Dois casos e duas condutas diferentes por conta da orientação de autoridades europeias e a divergência quanto às recomendações e orientações do Ministério da Saúde, dentro do Plano Nacional de Operacionalização da Vacinação contra a Covid-19. Sob do Direito, nesse caso o Internacional, no contexto das regras estabelecidas às realidades da paraense Isa e da baiana Juliana, o Liberal ouviu o professor Tito Almeida, doutor em Relações Internacionais pela Universidade de Brasília (Unb) e coordenador do curso de Relações Internacionais da Universidade da Amazônia (Unama).
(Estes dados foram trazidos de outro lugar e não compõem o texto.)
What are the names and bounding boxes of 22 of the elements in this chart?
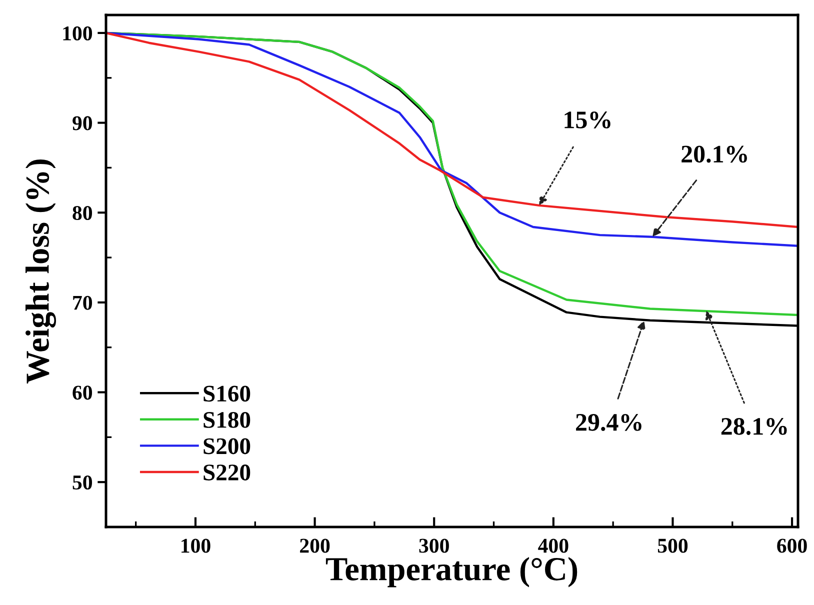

O professor lembra da existência de dois Direito, um vinculado à sociedade nacional, que organiza um determinado território, “a partir do conceito de soberania”, e o Internacional (Direito). “(Direito Internacional). “A questão maior é que, de um lado, o contexto da pandemia trouxe uma incerteza muito grande de procedimentos, porque ela (pandemia) não era esperada. No que diz respeito à saúde ou à violação da saúde por uma pandemia, isso não tinha ficado claro”, salienta.
Para refletir sobre a exigência da vacina pela Comunidade Europeia, Tito Almeida lembra das organizações internacionais e a salvaguarda da soberania no âmbito de discussões da Organização Mundial de Saúde (OMS), assim como ocorre nas decisões da Organização das Nações Unidas para Alimentação e Agricultura (FAO), em que são deliberadas orientações para procedimentos no mundo todo. Mas ele enfatiza: “São orientações e não determinações. Na hora que as coisas ficam um pouco claras, recorre-se ao Direito interno para salvaguardar a população de um determinado território, de uma determinada soberania”, referindo-se a um ordenamento jurídico, nesse caso, à Declaração Universal dos Direitos Humanos, de 1948.
O conflito que se acende no terreno da saúde, do “fato de estarmos tratando de vidas humanas”, deliberações das comunidades políticas internacionais, procedimentos comuns às nações sob o sentido da Declaração Universal dos Direitos Humanos, de 1948. “A discussão que você coloca é exatamente: as vacinas tomadas no Brasil não são de alguma forma aceitas em Portugal, está exatamente nesse viés de problema. Portugal tem esse direito, se você for pensar na defesa de seu território, ele tem o direito de fazer dentro do ordenamento jurídico”, defendeu o docente.